The IT Service Management Report 2017
This is the second year of this survey and its encouraging to see that the results, views and outcomes for Service Management are generally holding up. 89% of respondents see ITSM as a value add to their business – mostly in support of customer experience (35%) and service quality (48%). Supporting the management of risk (5%) and innovation (6%) are both emerging as objectives from ITSM although still in generally at a low level. The big challenge remains in how to quantify this value in business terms – there is still the direct correlation between the successful presentation of business-focussed metrics and outcomes, and the extent to which the IT organisation is perceived to be delivering value. Improvement in service bundle definition, Business Relationship Management (BRM), Customer Experience Mapping, etc. will help here, but the big challenge is simply how to present and show how IT supports its customers – in a way the customer understands.

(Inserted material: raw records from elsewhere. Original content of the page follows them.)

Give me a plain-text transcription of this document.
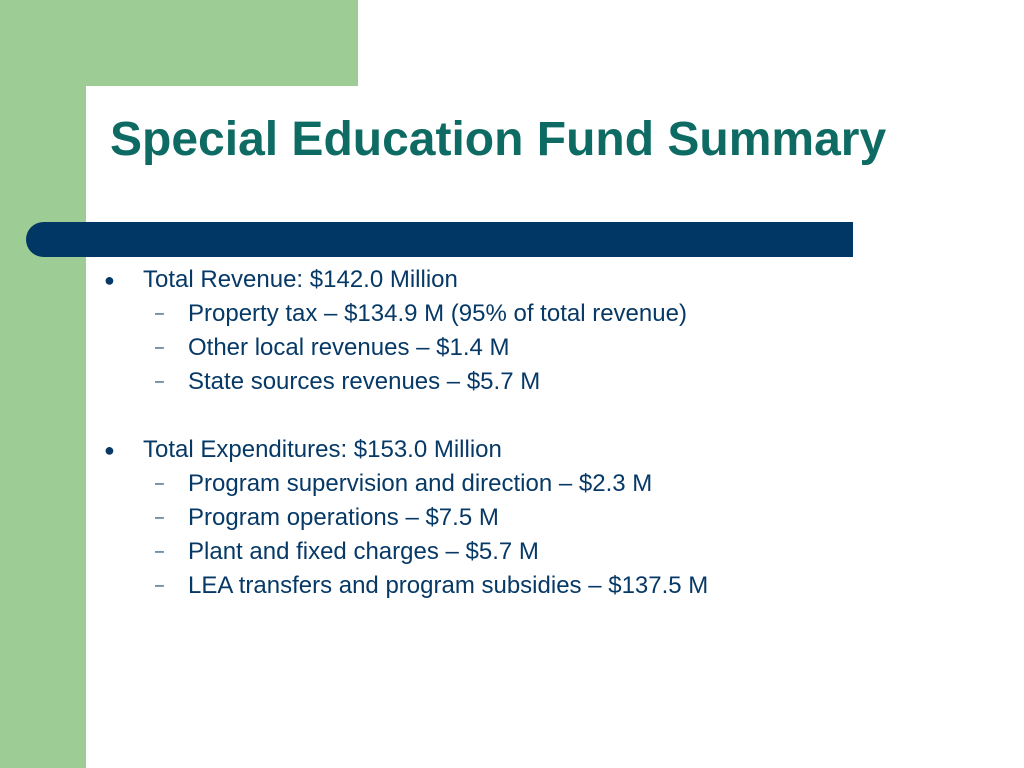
Special Education Fund Summary
● Total Revenue: $142.0 Million
– Property tax – $134.9 M (95% of total revenue)
– Other local revenues – $1.4 M
– State sources revenues – $5.7 M
● Total Expenditures: $153.0 Million
– Program supervision and direction – $2.3 M
– Program operations – $7.5 M
– Plant and fixed charges – $5.7 M
– LEA transfers and program subsidies – $137.5 M
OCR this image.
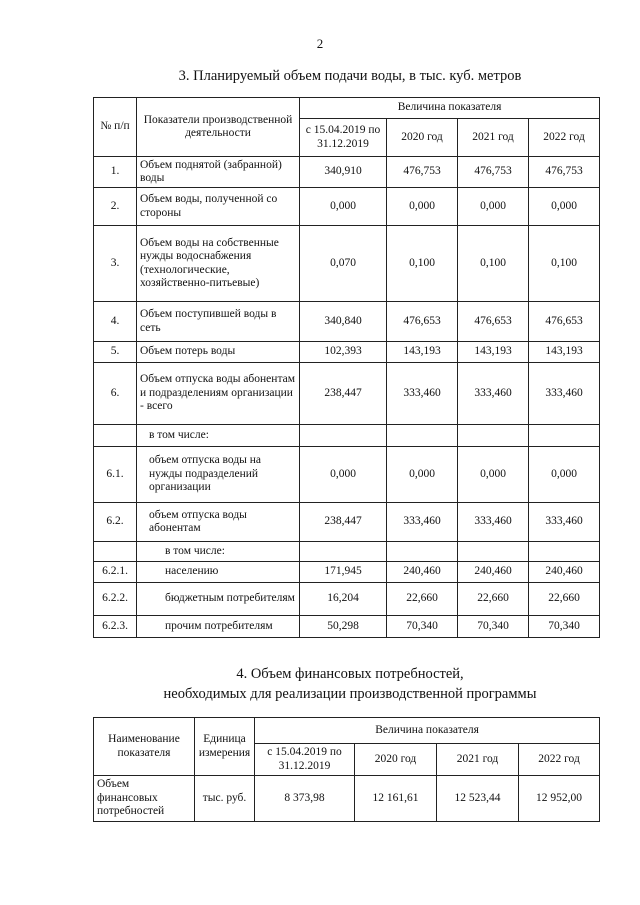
2
3. Планируемый объем подачи воды, в тыс. куб. метров
№ п/п	Показатели производственной деятельности	Величина показателя			
		с 15.04.2019 по 31.12.2019	2020 год	2021 год	2022 год
1.	Объем поднятой (забранной) воды	340,910	476,753	476,753	476,753
2.	Объем воды, полученной со стороны	0,000	0,000	0,000	0,000
3.	Объем воды на собственные нужды водоснабжения (технологические, хозяйственно-питьевые)	0,070	0,100	0,100	0,100
4.	Объем поступившей воды в сеть	340,840	476,653	476,653	476,653
5.	Объем потерь воды	102,393	143,193	143,193	143,193
6.	Объем отпуска воды абонентам и подразделениям организации - всего	238,447	333,460	333,460	333,460
	в том числе:				
6.1.	объем отпуска воды на нужды подразделений организации	0,000	0,000	0,000	0,000
6.2.	объем отпуска воды абонентам	238,447	333,460	333,460	333,460
	в том числе:				
6.2.1.	населению	171,945	240,460	240,460	240,460
6.2.2.	бюджетным потребителям	16,204	22,660	22,660	22,660
6.2.3.	прочим потребителям	50,298	70,340	70,340	70,340
4. Объем финансовых потребностей,
необходимых для реализации производственной программы
Наименование показателя	Единица измерения	Величина показателя			
		с 15.04.2019 по 31.12.2019	2020 год	2021 год	2022 год
Объем финансовых потребностей	тыс. руб.	8 373,98	12 161,61	12 523,44	12 952,00
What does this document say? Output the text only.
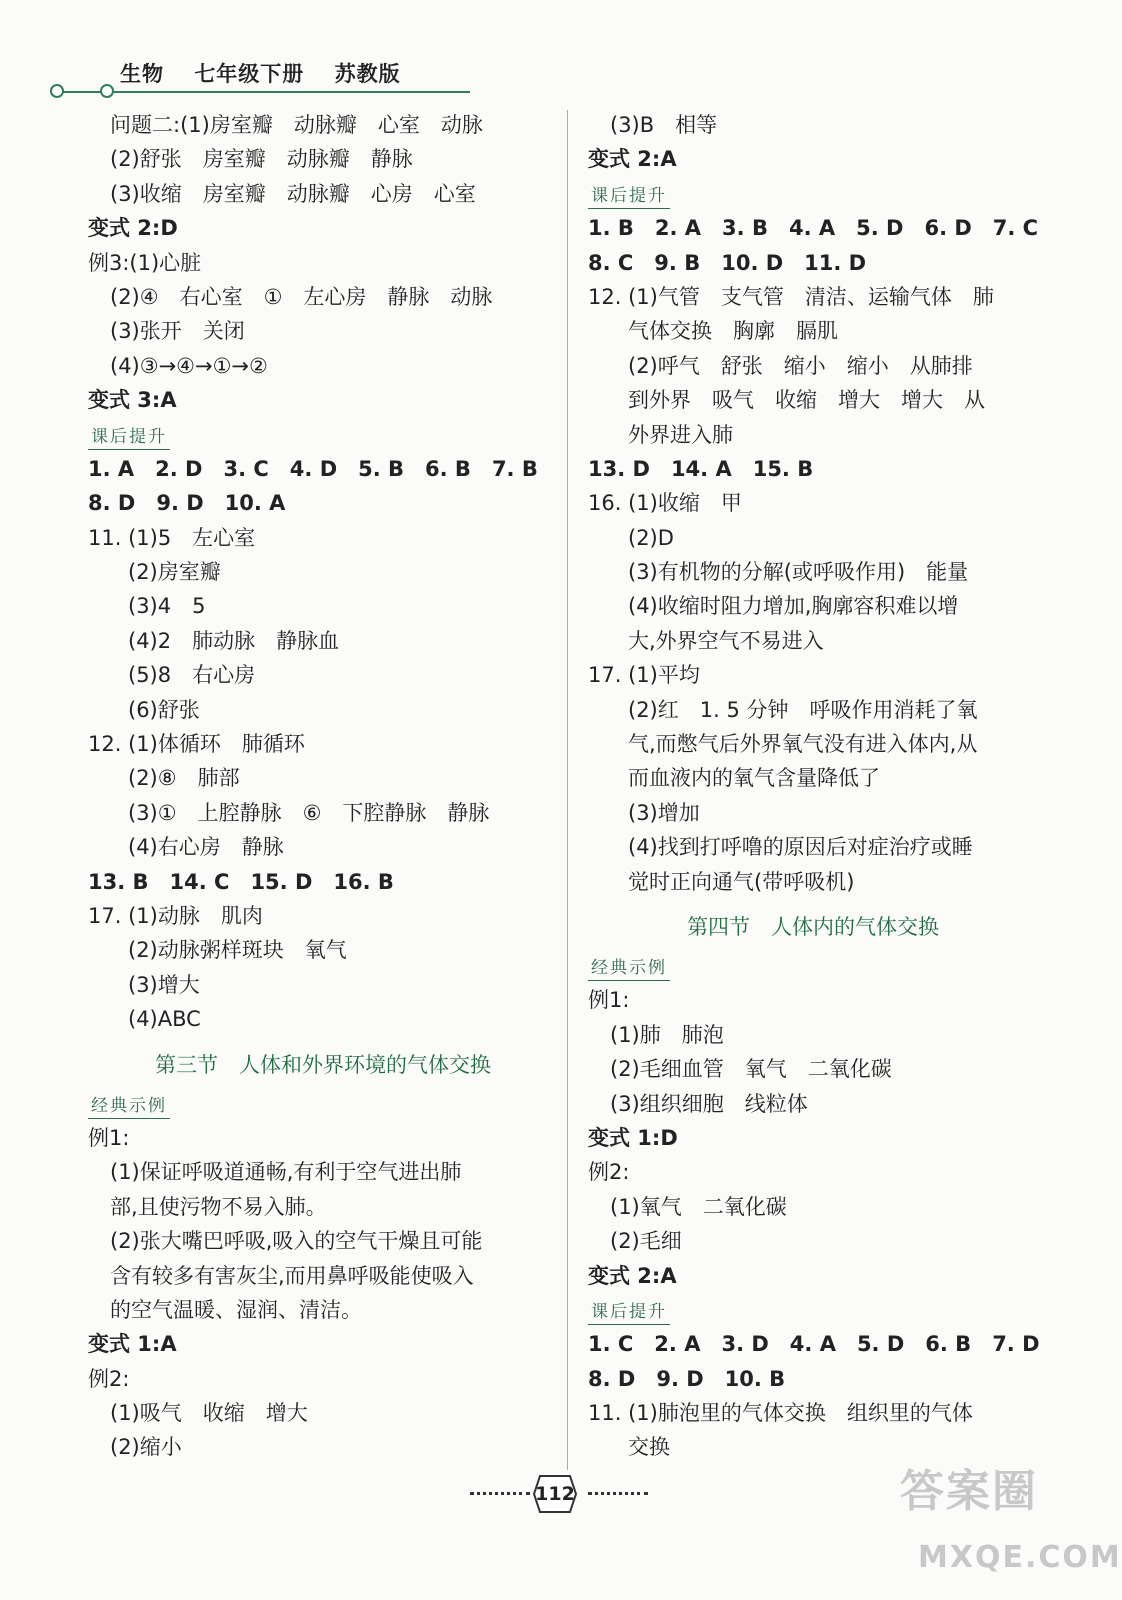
生物 七年级下册 苏教版
问题二:(1)房室瓣　动脉瓣　心室　动脉
(2)舒张　房室瓣　动脉瓣　静脉
(3)收缩　房室瓣　动脉瓣　心房　心室
变式 2:D
例3:(1)心脏
(2)④　右心室　①　左心房　静脉　动脉
(3)张开　关闭
(4)③→④→①→②
变式 3:A
课后提升
1. A　2. D　3. C　4. D　5. B　6. B　7. B
8. D　9. D　10. A
11. (1)5　左心室
(2)房室瓣
(3)4　5
(4)2　肺动脉　静脉血
(5)8　右心房
(6)舒张
12. (1)体循环　肺循环
(2)⑧　肺部
(3)①　上腔静脉　⑥　下腔静脉　静脉
(4)右心房　静脉
13. B　14. C　15. D　16. B
17. (1)动脉　肌肉
(2)动脉粥样斑块　氧气
(3)增大
(4)ABC
第三节　人体和外界环境的气体交换
经典示例
例1:
(1)保证呼吸道通畅,有利于空气进出肺
部,且使污物不易入肺。
(2)张大嘴巴呼吸,吸入的空气干燥且可能
含有较多有害灰尘,而用鼻呼吸能使吸入
的空气温暖、湿润、清洁。
变式 1:A
例2:
(1)吸气　收缩　增大
(2)缩小
(3)B　相等
变式 2:A
课后提升
1. B　2. A　3. B　4. A　5. D　6. D　7. C
8. C　9. B　10. D　11. D
12. (1)气管　支气管　清洁、运输气体　肺
气体交换　胸廓　膈肌
(2)呼气　舒张　缩小　缩小　从肺排
到外界　吸气　收缩　增大　增大　从
外界进入肺
13. D　14. A　15. B
16. (1)收缩　甲
(2)D
(3)有机物的分解(或呼吸作用)　能量
(4)收缩时阻力增加,胸廓容积难以增
大,外界空气不易进入
17. (1)平均
(2)红　1. 5 分钟　呼吸作用消耗了氧
气,而憋气后外界氧气没有进入体内,从
而血液内的氧气含量降低了
(3)增加
(4)找到打呼噜的原因后对症治疗或睡
觉时正向通气(带呼吸机)
第四节　人体内的气体交换
经典示例
例1:
(1)肺　肺泡
(2)毛细血管　氧气　二氧化碳
(3)组织细胞　线粒体
变式 1:D
例2:
(1)氧气　二氧化碳
(2)毛细
变式 2:A
课后提升
1. C　2. A　3. D　4. A　5. D　6. B　7. D
8. D　9. D　10. B
11. (1)肺泡里的气体交换　组织里的气体
交换
112	答案圈
MXQE.COM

ITSM beyond IT seems to be stalling with no major progress and some negative responses on success. ITIL is still by far the predominant framework in use, although this has slipped down slightly (-4%). DevOps has increased by 3%. ITSM in general is seen to be most effective in large organisations, although interestingly the area most keen to invest more in ITSM is the SME sector. Other areas such as Digital Transformation and Cyber Security continue to be important to ITSM and vice versa. There is a continued and increased focus on the definition of the ‘ITSM professional’ and the broad range of skills and competencies needed to maintain and develop in ITSM roles.
Most comfortingly overall, there is a slight increase in the planned investment in ITSM in the coming year – this is reducing slightly in very large organisations but in general is holding up and a very positive picture for the industry. This is particularly impressive at this time where there is considerable market uncertainty.

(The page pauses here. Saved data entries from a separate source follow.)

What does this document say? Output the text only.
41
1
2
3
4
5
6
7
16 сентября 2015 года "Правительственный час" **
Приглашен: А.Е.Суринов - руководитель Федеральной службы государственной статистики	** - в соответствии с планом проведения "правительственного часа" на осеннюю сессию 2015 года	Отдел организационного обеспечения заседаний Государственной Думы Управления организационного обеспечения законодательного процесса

In summary, our industry continues to flourish and maintain its financial investment, with improvement in how value is defined and appreciated. ITIL is reducing slightly in its grip on the training market but only slightly – more new frameworks are emerging that offer alternatives, however the brand is still dominant. This will be a useful point of debate for next year’s survey as there is now increased competition in this market plus a new version of ITIL planned for 2018.